18. Waiver. No release or waiver by Landlord of any provisions herein shall be enforceable
by Tenant unless in writing and executed by Landlord. The failure by Landlord to insist upon the
strict performance of any of the terms or provisions hereof shall not be deemed a waiver of any
rights or remedies of Landlord or a waiver of any subsequent violation or failure of compliance
with these Rules and Regulations.
19. Amendment. Landlord shall have the right to promulgate additional Rules and Regulations
or amend or rescind any of the foregoing Rules and Regulations from time to time as Landlord in its
sole and absolute discretion deems suitable, including, without limitation, for the safety, care
and cleanliness of Weston Town Center and the conduct of a first class retail
shopping/commercial/residential district. Tenant shall comply with all new or amended Rules and
Regulations upon receipt of written notice of the same from Landlord.

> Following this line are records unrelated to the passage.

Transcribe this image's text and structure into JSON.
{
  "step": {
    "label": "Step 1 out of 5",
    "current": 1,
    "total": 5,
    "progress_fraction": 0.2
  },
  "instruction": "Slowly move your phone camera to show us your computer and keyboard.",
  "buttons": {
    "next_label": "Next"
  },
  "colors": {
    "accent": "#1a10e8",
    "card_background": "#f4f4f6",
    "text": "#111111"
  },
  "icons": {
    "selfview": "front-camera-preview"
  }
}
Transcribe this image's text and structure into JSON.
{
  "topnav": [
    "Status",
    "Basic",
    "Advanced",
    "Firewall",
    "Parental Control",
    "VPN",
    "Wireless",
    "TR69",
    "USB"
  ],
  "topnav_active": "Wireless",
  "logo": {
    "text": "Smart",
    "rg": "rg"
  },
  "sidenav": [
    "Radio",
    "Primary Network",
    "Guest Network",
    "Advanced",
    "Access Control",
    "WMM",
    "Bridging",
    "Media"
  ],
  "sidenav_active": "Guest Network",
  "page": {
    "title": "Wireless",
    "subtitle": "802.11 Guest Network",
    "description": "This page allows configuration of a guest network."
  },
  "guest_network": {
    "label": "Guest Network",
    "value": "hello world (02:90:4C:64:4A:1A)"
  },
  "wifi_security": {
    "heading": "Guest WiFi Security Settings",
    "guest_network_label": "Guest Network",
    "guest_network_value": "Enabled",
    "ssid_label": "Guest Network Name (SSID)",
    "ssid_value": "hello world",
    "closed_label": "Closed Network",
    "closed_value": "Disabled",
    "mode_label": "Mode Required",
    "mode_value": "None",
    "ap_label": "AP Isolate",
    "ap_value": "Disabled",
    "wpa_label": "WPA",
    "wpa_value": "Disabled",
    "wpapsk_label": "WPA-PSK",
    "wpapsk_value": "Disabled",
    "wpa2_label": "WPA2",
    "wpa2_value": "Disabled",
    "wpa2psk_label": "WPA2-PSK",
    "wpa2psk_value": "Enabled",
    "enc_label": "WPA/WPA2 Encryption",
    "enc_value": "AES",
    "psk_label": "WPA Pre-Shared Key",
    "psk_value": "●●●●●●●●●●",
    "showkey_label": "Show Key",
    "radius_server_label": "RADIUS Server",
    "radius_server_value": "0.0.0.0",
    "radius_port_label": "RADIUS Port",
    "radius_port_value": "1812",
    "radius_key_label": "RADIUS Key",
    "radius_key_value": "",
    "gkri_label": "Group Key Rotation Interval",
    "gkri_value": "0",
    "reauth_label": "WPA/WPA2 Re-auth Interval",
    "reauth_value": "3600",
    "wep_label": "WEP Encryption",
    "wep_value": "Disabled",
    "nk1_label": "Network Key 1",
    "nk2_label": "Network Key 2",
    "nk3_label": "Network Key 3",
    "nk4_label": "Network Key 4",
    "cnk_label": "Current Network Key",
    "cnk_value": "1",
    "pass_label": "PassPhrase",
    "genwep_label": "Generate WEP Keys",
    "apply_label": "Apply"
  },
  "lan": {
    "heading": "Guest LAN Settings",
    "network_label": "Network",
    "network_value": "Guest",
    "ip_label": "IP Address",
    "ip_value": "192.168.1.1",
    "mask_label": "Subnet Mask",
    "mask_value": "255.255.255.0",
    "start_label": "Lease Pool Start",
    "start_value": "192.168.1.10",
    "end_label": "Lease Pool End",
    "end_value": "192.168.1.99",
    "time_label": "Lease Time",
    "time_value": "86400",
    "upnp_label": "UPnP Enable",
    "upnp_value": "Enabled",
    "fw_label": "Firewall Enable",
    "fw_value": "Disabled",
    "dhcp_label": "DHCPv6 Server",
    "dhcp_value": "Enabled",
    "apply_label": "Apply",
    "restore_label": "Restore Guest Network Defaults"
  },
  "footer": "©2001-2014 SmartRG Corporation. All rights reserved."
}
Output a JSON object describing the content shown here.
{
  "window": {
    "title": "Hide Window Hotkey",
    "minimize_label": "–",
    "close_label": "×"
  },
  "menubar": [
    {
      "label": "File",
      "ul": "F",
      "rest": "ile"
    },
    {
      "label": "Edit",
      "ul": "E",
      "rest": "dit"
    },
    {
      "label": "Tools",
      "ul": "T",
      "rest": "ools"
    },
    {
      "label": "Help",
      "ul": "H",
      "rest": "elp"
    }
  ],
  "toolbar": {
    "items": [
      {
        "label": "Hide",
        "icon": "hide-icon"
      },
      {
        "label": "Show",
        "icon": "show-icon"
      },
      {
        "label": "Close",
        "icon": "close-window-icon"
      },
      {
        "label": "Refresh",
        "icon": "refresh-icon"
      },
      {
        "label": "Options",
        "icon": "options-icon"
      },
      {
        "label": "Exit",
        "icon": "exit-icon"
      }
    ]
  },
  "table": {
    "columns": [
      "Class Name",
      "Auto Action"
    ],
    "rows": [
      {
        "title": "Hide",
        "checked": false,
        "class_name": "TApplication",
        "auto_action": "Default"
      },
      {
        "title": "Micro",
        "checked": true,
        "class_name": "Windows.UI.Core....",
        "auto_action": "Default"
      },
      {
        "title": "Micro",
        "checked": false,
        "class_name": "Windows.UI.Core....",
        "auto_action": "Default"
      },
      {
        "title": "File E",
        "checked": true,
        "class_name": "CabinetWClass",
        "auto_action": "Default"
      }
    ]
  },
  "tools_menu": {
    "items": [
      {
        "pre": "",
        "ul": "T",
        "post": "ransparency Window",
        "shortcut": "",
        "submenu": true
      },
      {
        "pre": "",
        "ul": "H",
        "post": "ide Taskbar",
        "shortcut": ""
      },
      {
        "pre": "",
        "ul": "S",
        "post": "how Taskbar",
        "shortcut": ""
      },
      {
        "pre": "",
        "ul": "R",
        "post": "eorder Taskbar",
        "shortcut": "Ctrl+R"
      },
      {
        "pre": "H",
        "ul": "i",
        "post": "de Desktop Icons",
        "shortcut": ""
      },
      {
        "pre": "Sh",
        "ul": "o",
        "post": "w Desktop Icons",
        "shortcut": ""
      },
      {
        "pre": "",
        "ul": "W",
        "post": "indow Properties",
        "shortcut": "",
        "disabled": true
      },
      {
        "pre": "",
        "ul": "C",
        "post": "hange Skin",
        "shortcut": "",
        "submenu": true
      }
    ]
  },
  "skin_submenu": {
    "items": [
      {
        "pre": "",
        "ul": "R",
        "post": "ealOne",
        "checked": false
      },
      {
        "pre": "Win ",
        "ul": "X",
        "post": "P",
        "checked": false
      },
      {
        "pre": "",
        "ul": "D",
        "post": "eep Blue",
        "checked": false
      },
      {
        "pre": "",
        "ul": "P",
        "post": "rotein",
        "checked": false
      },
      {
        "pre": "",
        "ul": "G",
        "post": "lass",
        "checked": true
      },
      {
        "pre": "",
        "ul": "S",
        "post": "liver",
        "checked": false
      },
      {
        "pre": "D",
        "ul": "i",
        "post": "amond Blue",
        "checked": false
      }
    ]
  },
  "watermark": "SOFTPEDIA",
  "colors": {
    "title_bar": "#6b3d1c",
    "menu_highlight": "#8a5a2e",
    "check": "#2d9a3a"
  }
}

20. Consent. Whenever any consent or approval of Landlord is required pursuant to these
Rules and Regulations, such consent shall be in writing and shall be given or withheld by Landlord
in accordance with the standards for such consent or approval as set forth in this Lease, said
consent or approval not to be unreasonably withheld.
21. Conflict with Lease. These Rules and Regulations are in addition to and shall not be
construed to in any way modify or amend the terms, provisions, agreements, covenants and conditions
of this Lease. In the event of any conflict between the Rules and Regulations and this Lease, the
terms and provisions of this Lease shall prevail.
22. Association Declaration and Rules. These Rules and Regulations are in supplement to,
and not in derogation of, the Association Declaration. In the event of conflict between
these Rules and Regulations and the Association Declaration, the more restrictive shall control.
Tenant shall comply with the Association Declaration.
23. Customers’ Store Entrance. All customers must enter the Premises only at the front
entrance(s) to the Premises, or as may be otherwise determined by Landlord from time to time.
24. Sign Criteria. Tenants are encouraged to have window displays, however, no signage
shall be affixed to the window. Any hang-down signs, etc. shall not be less than eighteen (18)
inches from the store front window of the Premises.